After completing Southwest High School’s Level 1 ProStart Program, John, with the help of Jo Taylor, enrolled in Southeast Community College’s Culinary Arts Program. By the end of his sophomore year at Southwest High School, he was a certified Culinarian with the American Culinary Federation, which allowed him to start his professional career in Lincoln.

And he’d made a name for himself in Lincoln’s high schools. A good chef needs his own set of knives, so John wrote an action plan that he presented to the Southwest High School administration so he could bring a professional set of knives to school – and wrote another one so he could use a chain saw to create an ice carving in the school’s cafeteria. Since Southwest only offered Level 1 ProStart classes, John enrolled in Lincoln High’s Level 2 classes, and ended up helping to teach those classes. He was named Lincoln High’s ProStart student of the year – while still a student at Southwest!
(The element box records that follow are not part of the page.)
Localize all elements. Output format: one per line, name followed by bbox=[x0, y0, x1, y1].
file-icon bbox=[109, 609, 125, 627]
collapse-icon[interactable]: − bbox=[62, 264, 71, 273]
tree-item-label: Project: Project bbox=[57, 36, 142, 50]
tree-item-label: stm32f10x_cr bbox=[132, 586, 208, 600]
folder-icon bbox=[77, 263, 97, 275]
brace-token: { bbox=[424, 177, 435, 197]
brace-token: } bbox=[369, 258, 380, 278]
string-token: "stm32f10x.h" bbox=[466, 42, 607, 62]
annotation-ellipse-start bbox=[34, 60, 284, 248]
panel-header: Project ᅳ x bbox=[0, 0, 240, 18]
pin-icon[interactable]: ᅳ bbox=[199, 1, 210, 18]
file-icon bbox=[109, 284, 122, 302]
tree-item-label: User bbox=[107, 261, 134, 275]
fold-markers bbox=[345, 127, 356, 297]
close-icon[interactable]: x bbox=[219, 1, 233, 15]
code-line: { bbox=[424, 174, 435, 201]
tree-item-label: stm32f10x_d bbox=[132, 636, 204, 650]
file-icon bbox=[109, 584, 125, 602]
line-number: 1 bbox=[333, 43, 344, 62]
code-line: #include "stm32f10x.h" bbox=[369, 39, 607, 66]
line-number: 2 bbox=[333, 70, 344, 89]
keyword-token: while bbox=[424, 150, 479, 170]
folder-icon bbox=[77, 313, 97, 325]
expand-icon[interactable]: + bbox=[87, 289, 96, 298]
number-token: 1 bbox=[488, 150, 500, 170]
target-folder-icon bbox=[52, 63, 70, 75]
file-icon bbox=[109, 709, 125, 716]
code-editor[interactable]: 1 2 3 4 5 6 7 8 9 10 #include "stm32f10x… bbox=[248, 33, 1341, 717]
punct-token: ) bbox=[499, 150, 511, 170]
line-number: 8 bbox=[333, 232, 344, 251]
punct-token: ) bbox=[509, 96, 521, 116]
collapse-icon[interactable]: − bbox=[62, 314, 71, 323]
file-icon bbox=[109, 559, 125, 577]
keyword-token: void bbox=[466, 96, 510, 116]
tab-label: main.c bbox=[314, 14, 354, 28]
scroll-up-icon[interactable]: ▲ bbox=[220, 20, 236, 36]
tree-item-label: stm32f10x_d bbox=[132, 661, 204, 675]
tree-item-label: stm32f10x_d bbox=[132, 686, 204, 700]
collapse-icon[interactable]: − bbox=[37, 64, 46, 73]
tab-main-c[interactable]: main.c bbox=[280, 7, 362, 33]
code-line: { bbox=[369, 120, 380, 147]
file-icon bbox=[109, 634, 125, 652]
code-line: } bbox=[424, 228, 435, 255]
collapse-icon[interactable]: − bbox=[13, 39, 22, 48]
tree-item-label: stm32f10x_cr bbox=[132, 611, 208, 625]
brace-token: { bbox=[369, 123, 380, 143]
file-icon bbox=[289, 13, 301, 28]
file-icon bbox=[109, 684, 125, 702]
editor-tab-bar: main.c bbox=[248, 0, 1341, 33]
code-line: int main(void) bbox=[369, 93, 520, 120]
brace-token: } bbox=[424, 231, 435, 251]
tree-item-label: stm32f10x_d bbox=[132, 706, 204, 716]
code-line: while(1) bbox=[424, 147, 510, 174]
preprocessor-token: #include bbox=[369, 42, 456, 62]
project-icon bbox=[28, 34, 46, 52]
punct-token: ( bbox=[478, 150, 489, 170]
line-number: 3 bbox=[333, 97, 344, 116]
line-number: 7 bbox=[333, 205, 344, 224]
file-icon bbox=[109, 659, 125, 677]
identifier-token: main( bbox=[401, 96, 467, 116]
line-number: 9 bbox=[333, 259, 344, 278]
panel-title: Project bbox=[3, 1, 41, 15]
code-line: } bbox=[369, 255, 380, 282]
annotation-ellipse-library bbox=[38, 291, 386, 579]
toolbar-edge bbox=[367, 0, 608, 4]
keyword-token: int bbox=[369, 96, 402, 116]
After graduation from high school, and after making a decision that this 24/7, 365 day job was for him, Chef John enrolled at Johnson and Wales University in Providence, Rhode Island. His participation in the ProStart program and Skills USA, combined with his SECC certificate earned him credits and scholarship money. Aside from the rigorous coursework and learning that took place there, Chef John developed a rooftop organic gardening program in an effort to provide fresh vegetables, herbs, and edible flowers.

He completed his whole freshman year in one summer and his education didn’t stop there. He went to Germany for his Level 1 sommelier certification, took a foreign language, and then gained real world experience in East Coast restaurants and with Rich Garcia at Renaissance Boston Waterfront Hotel. Hands on work experience added to his knowledge base, and it’s where Chef John learned about foods, “tasting everything, smelling everything…figuring out what goes with what. During my time on the east coast I had the opportunity to work at some extraordinary restaurants that honed my skills–from farm to table cuisine, charcuterie, and fine dining.”
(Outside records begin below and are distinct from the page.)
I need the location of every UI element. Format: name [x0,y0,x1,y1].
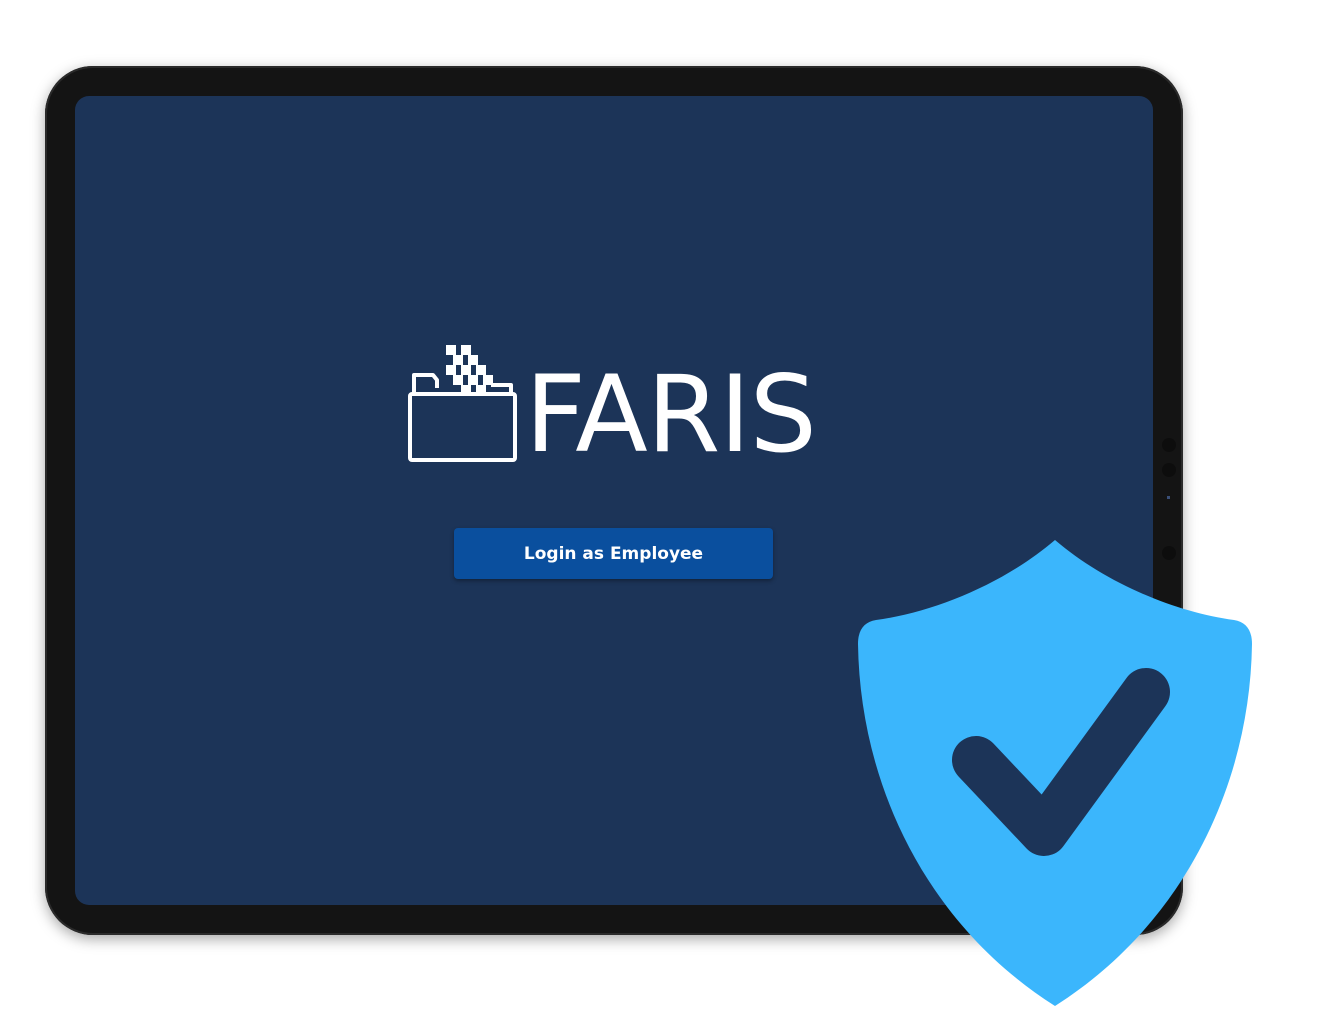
brand-wordmark: FARIS [525,353,817,476]
device-indicator [1167,496,1170,499]
device-sensor [1162,463,1176,477]
login-as-employee-button[interactable]: Login as Employee [454,528,773,579]
folder-checker-icon [408,345,517,462]
promo-stage: FARIS Login as Employee [0,0,1331,1017]
faris-logo: FARIS [407,342,827,476]
shield-check-icon [858,540,1252,1006]
device-sensor [1162,438,1176,452]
ChefJohn jumped at the opportunity to come back to Lincoln and take on the Executive Chef position at the Venue and appreciates the trust that … Jeff Barclay and Scott Ritter put in him when they offered him the position. His age did present challenges, however, and he said it’s hard to get people’s respect when you first start. ”Who is this kid who looks like he’s 12 running this kitchen. But you put your head down and show them you can do it. And it becomes a complete 180. I love the team I have. We’re great teammates.”
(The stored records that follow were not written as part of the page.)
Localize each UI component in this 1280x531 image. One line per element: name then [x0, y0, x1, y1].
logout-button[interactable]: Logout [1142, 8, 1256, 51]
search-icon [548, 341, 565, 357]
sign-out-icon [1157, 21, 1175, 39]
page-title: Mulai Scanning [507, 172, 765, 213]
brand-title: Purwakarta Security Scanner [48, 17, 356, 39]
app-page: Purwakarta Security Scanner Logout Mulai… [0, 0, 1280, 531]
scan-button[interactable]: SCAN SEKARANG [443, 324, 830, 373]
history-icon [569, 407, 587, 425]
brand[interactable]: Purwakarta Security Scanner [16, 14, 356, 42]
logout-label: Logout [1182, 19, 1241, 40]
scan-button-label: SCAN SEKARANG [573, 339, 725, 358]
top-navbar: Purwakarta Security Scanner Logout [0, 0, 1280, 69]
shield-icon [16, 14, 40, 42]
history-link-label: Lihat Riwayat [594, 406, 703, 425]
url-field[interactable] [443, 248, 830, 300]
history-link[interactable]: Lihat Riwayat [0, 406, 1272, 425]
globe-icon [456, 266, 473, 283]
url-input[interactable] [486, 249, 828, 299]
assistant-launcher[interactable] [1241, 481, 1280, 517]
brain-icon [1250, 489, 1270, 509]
According to Chef John, “I wouldn’t be an Executive Chef in one of the nicest restaurants in Nebraska at 25 if I didn’t have ProStart”. He learned how to clean well, to take care of equipment, the eight basic cooking methods, and most importantly, organization or mise en plece, which he says of all the principles, that’s the most important. Participating in ProStart competitions helped him learn to have a good attitude and cool head when something goes wrong – and something always goes wrong – and adjust. The competitions helped build self- confidence along with providing scholarship money for furthering his education.

He’s been “paying it forward” since high school, serving as a ProStart judge for Nebraska competitions. According to John, “My job is to help others grow and help mentor and develop skills. If I’m not doing that, I’m not doing my job”.

Chef John has been busy during his first year as Executive Chef and he says the first six months were “tough, long hours”. The Venue has offered wine tastings and two Chef Dinners a month which Chef John enjoys since he can “do what he wants”. He gets together with the Venue’s mixologist and they do a tasting to decide what foods will go with the beverage. John writes the plans and creates the menus for the special events. Besides outside catering and private events, among the Venue’s offerings have been a Zipline beer dinner. A “Junk Food Dinner” is on the schedule for September.

As a chef, John exemplifies an industry mission. “I’m here to make others happy. I like being the reason that creates that. Food, thoughtfully presented and prepared, helps to enrich the lives of others.”